Diabetic nephropathy, which leads to serious morbidity and mortality, is also linked with disturbing thiol/disulfide balance [5]. In the previous studies, it was reported that the IMA level was high in individuals with diabetic nephropathy [11, 27]. In the present study, patients with nephropathy were in the early stages which the kidney functions did not reduce yet, so oxidative stress did not increase in this group. In fact, it was demonstrated in a previous study that the deterioration of thiol/disulfide balance was linked with the degree of nephropathy [5]. The lower ferroxidase activity in the patients with neuropathy and retinopathy indicates that these patients are exposed to higher oxidative stress or there was an impairment in the antioxidant defense systems.
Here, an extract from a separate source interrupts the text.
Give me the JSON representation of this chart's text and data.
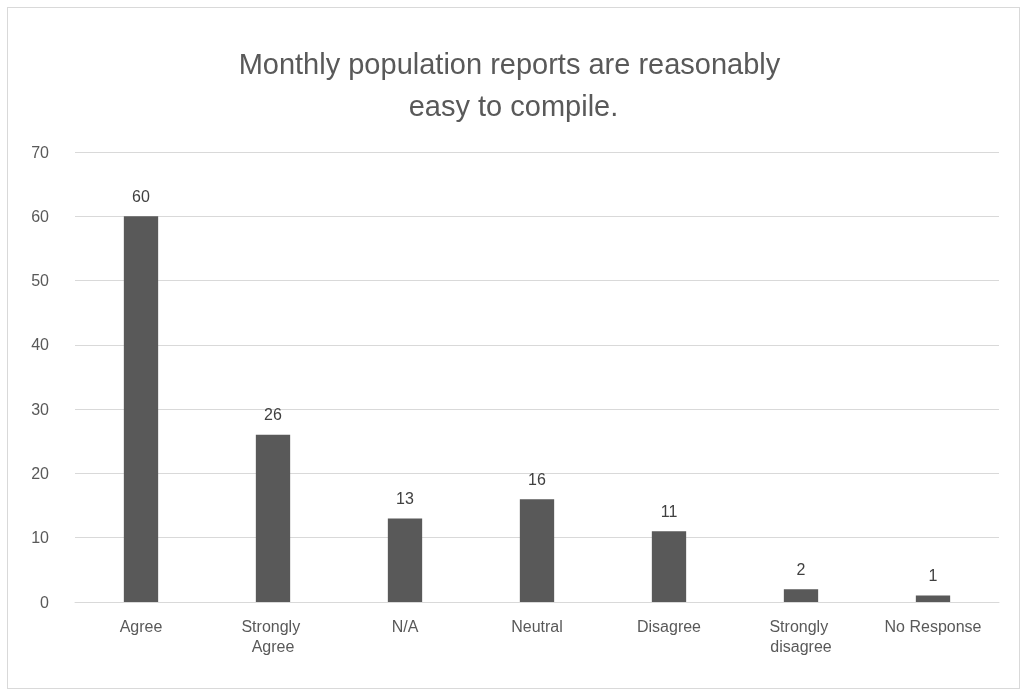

A particularly limited number of patients, the fact that oxidative stress markers were only carried out at once, and some patients under diabetes treatment were the main limitations of this study. Nevertheless, the measurement of some oxidative stress markers in diabetic microvascular complications using newly developed methods is important. In the future, prospective studies can be planned by following the progress of diabetic microvascular complications in larger patient groups.

Conclusions

Oxidative stress has a major position in the physiopathology of diabetic microvascular complications. Especially, patients with retinopathy and neuropathy are subjected to more oxidative stress and have the poorer blood glucose regulation. Therefore, this study stressed once again the importance of controlling blood glucose in the prevention of microvascular diabetic complications.